My head is spinning. The ground has been pulled out from under me and I am falling through space and there is nothing and no one to catch me. Who the hell is he talking about? Not Evie. Not the Evie I know.
He seems to sense my shock. “You’re surprised by some of this?”
“Yeah. Pretty much all of it, to be honest.”
“I guess she changed a lot after she got out of the hospital.”
“That would be an understatement.”
“Makes sense, really. She went through a lot. She almost died, then didn’t. Then her really close friend died. That’ll change anyone.”
We sit there in silence for a while. Cole picks up his doughnut and continues eating.
“She was a cheerleader?” It’s the only thing I can think of saying.
Cole laughs, which loosens the vise grip on my heart.

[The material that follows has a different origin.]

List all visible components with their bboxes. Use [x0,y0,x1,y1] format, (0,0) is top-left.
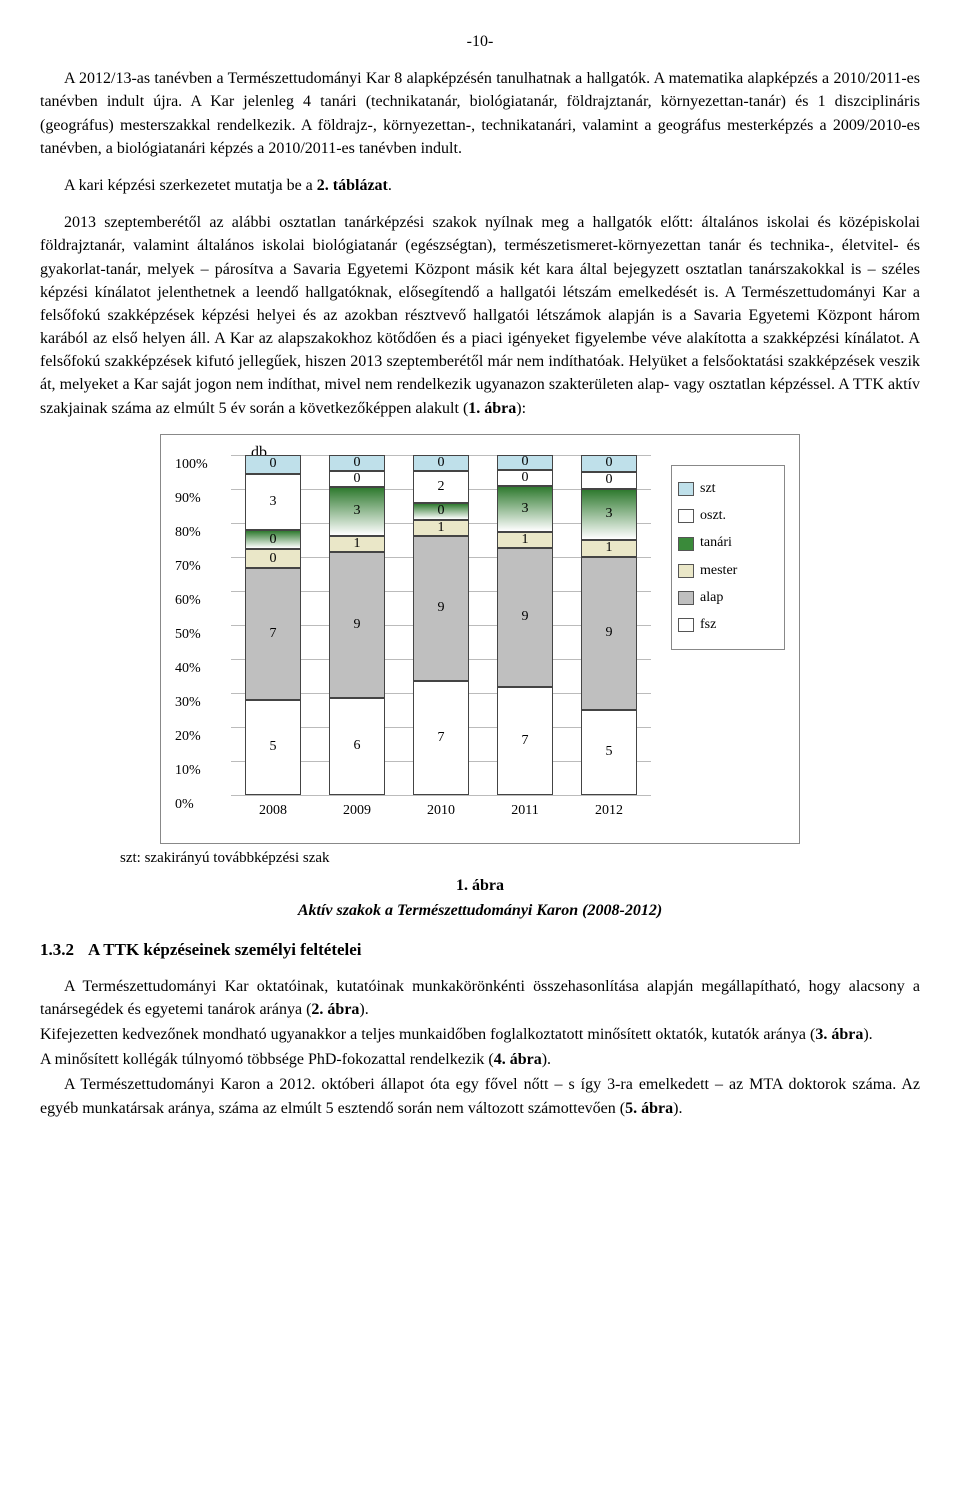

He looks me up and down, at my boots and ripped jeans, my faded thrift store T-shirt and short dreadlocks. “Not quite your usual type?”
“Not really.”
“Yeah, not Stella’s either. But Evie was special, I guess.”
“Is special. She is special.”
“Sorry.”
“It’s okay.”
“I have to go to class,” Cole says, standing up. “Been working since eight this morning—now I have to go to three hours of night class. Good times.”
“Thanks for talking to me,” I say.
“Sorry I couldn’t be more helpful. I probably made it worse, huh?”
I look up at him and try to smile. “Yeah, kind of.”
He reaches out his hand and we shake. “Take care of yourself,” Cole says, and walks away.
I sit there for a few minutes, trying to imagine the tough girl I know as a cheerleader, in one of those ridiculous outfits they wear, jumping around with pom-poms, squealing for a football game, or parading through the halls of her high school on the arm of a dumb jock. I can’t help but laugh, and it’s the laughter that saves me, even as I attract a few strange looks, even as a couple people scoot a little farther away from me on the bench. It’s the laughter that keeps me from screaming.